Warfarin increases the risk for bleeding. Surgery is associated with bleeding. The intuitive inference that patients should discontinue chronic warfarin therapy before undergoing surgery, combined with concern about the ensuing thromboembolic risk, has led to the standard use of intravenous heparin or subcutaneous low-molecular-weight heparin as an anticoagulation “bridge” during warfarin washout. However, some practitioners question the benefits of this practice.

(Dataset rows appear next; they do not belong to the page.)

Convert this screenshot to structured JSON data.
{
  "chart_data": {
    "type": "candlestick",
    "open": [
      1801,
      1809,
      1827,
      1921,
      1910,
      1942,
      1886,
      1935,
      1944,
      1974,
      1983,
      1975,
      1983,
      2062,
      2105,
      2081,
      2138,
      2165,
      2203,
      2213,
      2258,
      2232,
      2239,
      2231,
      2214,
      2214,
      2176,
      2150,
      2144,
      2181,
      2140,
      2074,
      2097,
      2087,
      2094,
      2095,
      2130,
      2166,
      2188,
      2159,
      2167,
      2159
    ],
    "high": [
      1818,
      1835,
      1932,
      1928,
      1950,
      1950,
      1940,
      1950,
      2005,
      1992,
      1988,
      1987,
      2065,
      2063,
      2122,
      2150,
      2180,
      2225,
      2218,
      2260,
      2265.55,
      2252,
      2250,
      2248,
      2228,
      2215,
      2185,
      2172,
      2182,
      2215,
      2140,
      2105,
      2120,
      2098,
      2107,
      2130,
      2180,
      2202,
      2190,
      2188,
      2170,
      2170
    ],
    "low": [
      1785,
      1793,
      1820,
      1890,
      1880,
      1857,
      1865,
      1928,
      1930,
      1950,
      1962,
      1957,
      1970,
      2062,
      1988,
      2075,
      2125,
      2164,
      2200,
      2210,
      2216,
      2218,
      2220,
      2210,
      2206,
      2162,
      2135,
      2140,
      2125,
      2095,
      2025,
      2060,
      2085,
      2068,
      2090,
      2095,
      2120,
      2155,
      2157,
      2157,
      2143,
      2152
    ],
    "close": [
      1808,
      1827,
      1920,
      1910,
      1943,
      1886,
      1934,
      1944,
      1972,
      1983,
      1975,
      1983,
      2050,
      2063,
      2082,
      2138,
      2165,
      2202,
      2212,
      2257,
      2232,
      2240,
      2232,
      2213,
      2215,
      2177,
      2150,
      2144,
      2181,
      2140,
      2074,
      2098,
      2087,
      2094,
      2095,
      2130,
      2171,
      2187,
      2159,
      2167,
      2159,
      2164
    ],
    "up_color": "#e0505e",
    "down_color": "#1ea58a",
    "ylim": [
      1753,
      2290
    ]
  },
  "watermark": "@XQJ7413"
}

In a multicenter trial, 681 warfarin recipients undergoing permanent pacemaker or implantable cardioverter-defibrillator implantation were randomized to continue warfarin or to discontinue warfarin with a heparin bridge for 5 days before surgery. All patients had an estimated annual risk for thromboembolism of
5% (mean CHADS2 score, 3.4). The trial was stopped early because of a strongly significant increase in the rate of device-pocket hematoma in the heparin-bridging group compared with the warfarin-continuation group (16.0% vs. 3.5%). Two patients in the warfarin-continuation group experienced stroke or transient ischemic attack (compared with none in the heparin-bridging group); however, both had subtherapeutic international normalized ratios at the time of surgery.
Comment: These data confirm what many surgeons and electrophysiologists observe on a daily basis — heparin bridging during warfarin interruption increases bleeding risk even more than continuing warfarin does. The findings are important for patients with atrial fibrillation and a high annual risk for thromboembolism. Whether warfarin can be withheldwithout bridging in individuals at low risk for thromboembolism remains unstudied. For such patients, an effective strategy might be to stop warfarin 1 or 2 days — rather than the traditional 5 days — before surgery.

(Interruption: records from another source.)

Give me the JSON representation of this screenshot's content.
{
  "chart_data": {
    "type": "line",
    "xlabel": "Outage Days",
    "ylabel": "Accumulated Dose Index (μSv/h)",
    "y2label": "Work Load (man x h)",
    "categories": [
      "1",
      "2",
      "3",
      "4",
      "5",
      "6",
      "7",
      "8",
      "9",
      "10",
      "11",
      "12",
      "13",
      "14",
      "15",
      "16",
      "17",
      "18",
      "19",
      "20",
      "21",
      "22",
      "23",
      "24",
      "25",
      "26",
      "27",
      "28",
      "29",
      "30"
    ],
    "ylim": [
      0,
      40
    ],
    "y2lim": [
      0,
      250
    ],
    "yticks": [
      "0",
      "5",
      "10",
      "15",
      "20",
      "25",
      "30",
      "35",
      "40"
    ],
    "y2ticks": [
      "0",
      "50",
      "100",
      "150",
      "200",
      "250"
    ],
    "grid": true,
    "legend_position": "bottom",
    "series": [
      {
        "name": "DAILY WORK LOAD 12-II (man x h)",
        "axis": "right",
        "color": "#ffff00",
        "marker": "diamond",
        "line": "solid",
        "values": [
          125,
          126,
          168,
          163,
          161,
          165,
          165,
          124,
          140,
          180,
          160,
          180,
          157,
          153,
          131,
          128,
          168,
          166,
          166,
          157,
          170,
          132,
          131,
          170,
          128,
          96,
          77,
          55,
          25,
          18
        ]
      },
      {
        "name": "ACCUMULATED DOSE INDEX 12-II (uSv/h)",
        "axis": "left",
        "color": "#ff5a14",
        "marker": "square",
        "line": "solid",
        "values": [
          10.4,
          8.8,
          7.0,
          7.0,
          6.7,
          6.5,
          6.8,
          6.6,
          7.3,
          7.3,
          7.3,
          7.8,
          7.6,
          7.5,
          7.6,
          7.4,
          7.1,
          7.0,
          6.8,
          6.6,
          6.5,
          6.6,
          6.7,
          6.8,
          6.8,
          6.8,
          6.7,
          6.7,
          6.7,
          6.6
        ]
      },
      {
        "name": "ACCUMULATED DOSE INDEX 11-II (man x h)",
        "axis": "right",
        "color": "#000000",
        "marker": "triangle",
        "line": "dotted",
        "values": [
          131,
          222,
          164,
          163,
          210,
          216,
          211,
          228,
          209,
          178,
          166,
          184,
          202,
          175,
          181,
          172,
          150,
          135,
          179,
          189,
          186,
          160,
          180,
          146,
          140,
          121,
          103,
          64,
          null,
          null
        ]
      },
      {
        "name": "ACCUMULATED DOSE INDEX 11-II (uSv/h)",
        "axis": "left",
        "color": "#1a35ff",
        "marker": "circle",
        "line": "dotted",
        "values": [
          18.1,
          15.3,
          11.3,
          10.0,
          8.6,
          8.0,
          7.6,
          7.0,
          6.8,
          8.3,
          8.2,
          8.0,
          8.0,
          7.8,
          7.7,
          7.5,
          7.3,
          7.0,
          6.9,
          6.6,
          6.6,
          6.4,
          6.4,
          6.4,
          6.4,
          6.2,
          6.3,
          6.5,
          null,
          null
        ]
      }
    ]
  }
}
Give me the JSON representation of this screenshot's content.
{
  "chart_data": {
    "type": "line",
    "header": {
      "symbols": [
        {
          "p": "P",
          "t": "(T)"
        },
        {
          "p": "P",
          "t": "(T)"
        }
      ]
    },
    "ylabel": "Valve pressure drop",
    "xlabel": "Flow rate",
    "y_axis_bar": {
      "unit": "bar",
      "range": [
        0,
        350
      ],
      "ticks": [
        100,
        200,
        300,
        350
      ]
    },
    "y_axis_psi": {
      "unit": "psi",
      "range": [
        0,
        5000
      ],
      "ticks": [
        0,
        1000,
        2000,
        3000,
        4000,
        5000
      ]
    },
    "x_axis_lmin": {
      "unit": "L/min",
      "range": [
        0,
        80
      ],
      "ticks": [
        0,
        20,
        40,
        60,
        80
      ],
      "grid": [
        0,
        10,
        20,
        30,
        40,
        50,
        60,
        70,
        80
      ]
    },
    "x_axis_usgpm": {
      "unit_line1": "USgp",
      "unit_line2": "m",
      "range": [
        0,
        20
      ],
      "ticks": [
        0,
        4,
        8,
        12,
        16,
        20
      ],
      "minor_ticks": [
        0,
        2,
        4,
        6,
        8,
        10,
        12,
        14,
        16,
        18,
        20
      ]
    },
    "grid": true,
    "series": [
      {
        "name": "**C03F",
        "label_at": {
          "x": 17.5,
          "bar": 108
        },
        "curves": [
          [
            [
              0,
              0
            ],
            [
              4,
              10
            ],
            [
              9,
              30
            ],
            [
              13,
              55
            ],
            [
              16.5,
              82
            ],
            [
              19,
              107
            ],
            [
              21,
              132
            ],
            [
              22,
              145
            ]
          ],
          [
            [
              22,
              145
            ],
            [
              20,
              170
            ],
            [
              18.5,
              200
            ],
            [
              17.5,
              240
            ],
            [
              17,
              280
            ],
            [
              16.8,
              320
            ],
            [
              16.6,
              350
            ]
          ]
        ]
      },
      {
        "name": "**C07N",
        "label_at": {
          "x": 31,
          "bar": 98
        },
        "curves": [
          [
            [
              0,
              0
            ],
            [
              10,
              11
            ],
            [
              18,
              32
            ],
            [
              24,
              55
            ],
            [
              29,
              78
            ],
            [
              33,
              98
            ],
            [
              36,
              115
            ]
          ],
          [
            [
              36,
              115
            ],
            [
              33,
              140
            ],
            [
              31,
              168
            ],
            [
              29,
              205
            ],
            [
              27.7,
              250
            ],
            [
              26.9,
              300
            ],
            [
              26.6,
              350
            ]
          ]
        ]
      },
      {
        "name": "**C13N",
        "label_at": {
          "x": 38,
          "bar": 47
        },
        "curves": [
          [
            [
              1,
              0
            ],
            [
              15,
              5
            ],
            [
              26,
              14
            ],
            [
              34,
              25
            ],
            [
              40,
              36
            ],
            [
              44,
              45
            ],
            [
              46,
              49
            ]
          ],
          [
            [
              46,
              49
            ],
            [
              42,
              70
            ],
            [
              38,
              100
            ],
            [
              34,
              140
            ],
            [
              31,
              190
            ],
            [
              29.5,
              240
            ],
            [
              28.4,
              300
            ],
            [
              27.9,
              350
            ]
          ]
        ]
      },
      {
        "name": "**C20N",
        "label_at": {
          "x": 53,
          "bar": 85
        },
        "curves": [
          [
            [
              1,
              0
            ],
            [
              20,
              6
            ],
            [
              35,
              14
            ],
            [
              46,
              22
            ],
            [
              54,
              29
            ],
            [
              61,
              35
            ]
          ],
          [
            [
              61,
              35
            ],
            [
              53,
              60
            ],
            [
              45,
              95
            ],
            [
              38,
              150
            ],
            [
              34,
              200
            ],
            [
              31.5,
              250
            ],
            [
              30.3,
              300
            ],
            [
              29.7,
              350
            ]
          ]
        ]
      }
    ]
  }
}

Source:Journal Watch Cardiology
Prophylactic anticoagulation with the low-molecular-weight heparin semuloparin reduced the incidence of thromboembolic events without increasing the risk for major bleeding.

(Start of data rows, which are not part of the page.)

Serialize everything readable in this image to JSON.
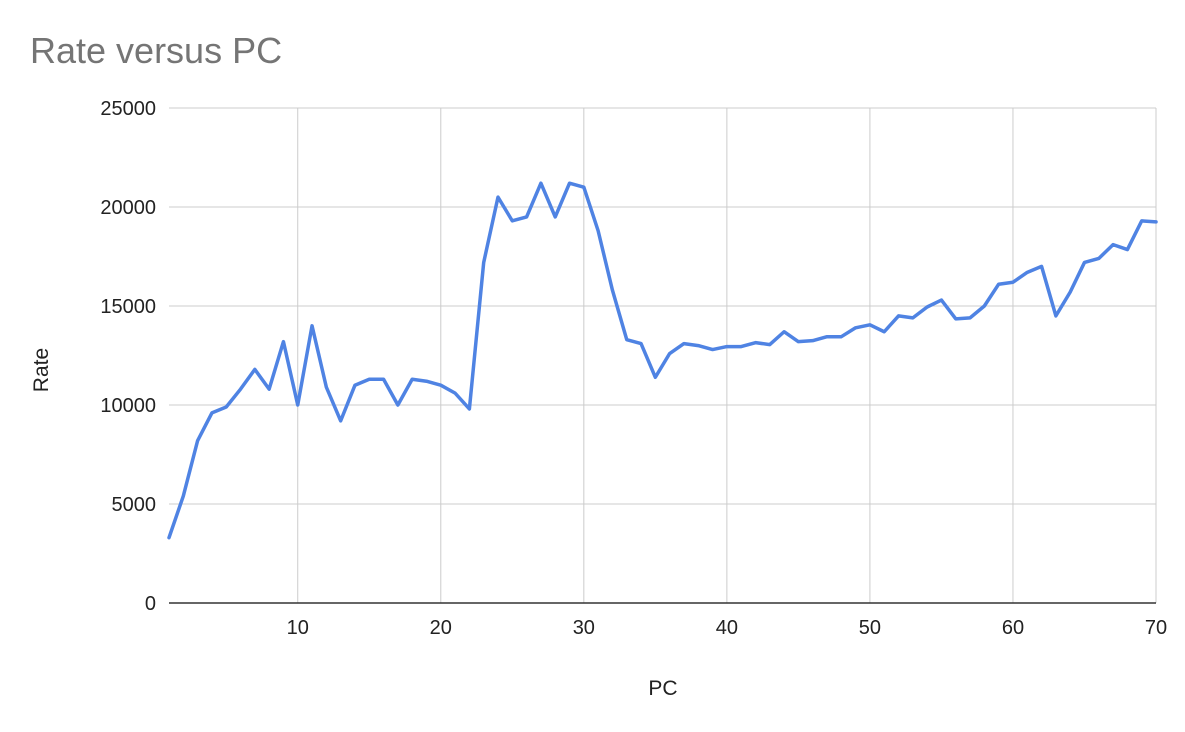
{
  "chart_data": {
    "type": "line",
    "title": "Rate versus PC",
    "xlabel": "PC",
    "ylabel": "Rate",
    "xlim": [
      1,
      70
    ],
    "ylim": [
      0,
      25000
    ],
    "xticks": [
      10,
      20,
      30,
      40,
      50,
      60,
      70
    ],
    "yticks": [
      0,
      5000,
      10000,
      15000,
      20000,
      25000
    ],
    "grid": true,
    "legend": "none",
    "series": [
      {
        "name": "Rate",
        "color": "#4f83e3",
        "x": [
          1,
          2,
          3,
          4,
          5,
          6,
          7,
          8,
          9,
          10,
          11,
          12,
          13,
          14,
          15,
          16,
          17,
          18,
          19,
          20,
          21,
          22,
          23,
          24,
          25,
          26,
          27,
          28,
          29,
          30,
          31,
          32,
          33,
          34,
          35,
          36,
          37,
          38,
          39,
          40,
          41,
          42,
          43,
          44,
          45,
          46,
          47,
          48,
          49,
          50,
          51,
          52,
          53,
          54,
          55,
          56,
          57,
          58,
          59,
          60,
          61,
          62,
          63,
          64,
          65,
          66,
          67,
          68,
          69,
          70
        ],
        "values": [
          3300,
          5400,
          8200,
          9600,
          9900,
          10800,
          11800,
          10800,
          13200,
          10000,
          14000,
          10900,
          9200,
          11000,
          11300,
          11300,
          10000,
          11300,
          11200,
          11000,
          10600,
          9800,
          17200,
          20500,
          19300,
          19500,
          21200,
          19500,
          21200,
          21000,
          18800,
          15800,
          13300,
          13100,
          11400,
          12600,
          13100,
          13000,
          12800,
          12950,
          12950,
          13150,
          13050,
          13700,
          13200,
          13250,
          13450,
          13450,
          13900,
          14050,
          13700,
          14500,
          14400,
          14950,
          15300,
          14350,
          14400,
          15000,
          16100,
          16200,
          16700,
          17000,
          14500,
          15700,
          17200,
          17400,
          18100,
          17850,
          19300,
          19250
        ]
      }
    ]
  }
}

Venous thromboembolism (VTE) often complicates cancer and is related to patient performance status, tumor stage, and treatment. Many chemotherapeutic agents increase the risk for VTE, even in ambulatory outpatients. However, whether prophylactic anticoagulation diminishes VTE risk during chemotherapy is unclear.
To address this issue, an international team of investigators conducted an industry-supported, randomized, double-blind, placebo-controlled trial involving 3212 patients who were beginning to receive chemotherapy for cancers typically associated with an increased risk for VTE; 36% of patients had lung cancer, and 28.9% had colorectal cancer. Most tumors (66%) were metastatic; the remaining tumors were locally advanced. Patients with adequate renal function (creatinine clearance >30 mL/minute) received either the hemisynthetic low-molecular-weight heparin (LMWH) semuloparin (20 mg/day subcutaneously) or placebo for a median 3.5 months.
The primary outcome — any symptomatic deep venous thrombosis (DVT), nonfatal pulmonary embolism (PE), or death related to VTE — occurred in fewer semuloparin recipients than placebo recipients (1.2% vs. 3.4%; hazard ratio, 0.36; P<0.001). Semuloparin was also associated with significantly lower risk for DVT (odds ratio, 0.32; 95% confidence interval, 0.15–0.62) and PE (OR, 0.41; 95% CI, 0.19–0.85). However, overall survival was similar in both groups. Rates of major bleeding and nonmajor clinically relevant bleeding were low (about 2%), and other adverse events were also similar in both groups.
Comment: The decision to administer anticoagulant prophylaxis to patients receiving chemotherapy is informed by several factors: the nature of the chemotherapy, patient characteristics, tumor type and stage, and the safety and efficacy of available antithrombotic agents. This trial demonstrates that in carefully selected patients with high-risk tumors, LMWH — which is simple to administer without monitoring — safely reduced the incidence of VTE when given concomitantly with chemotherapy.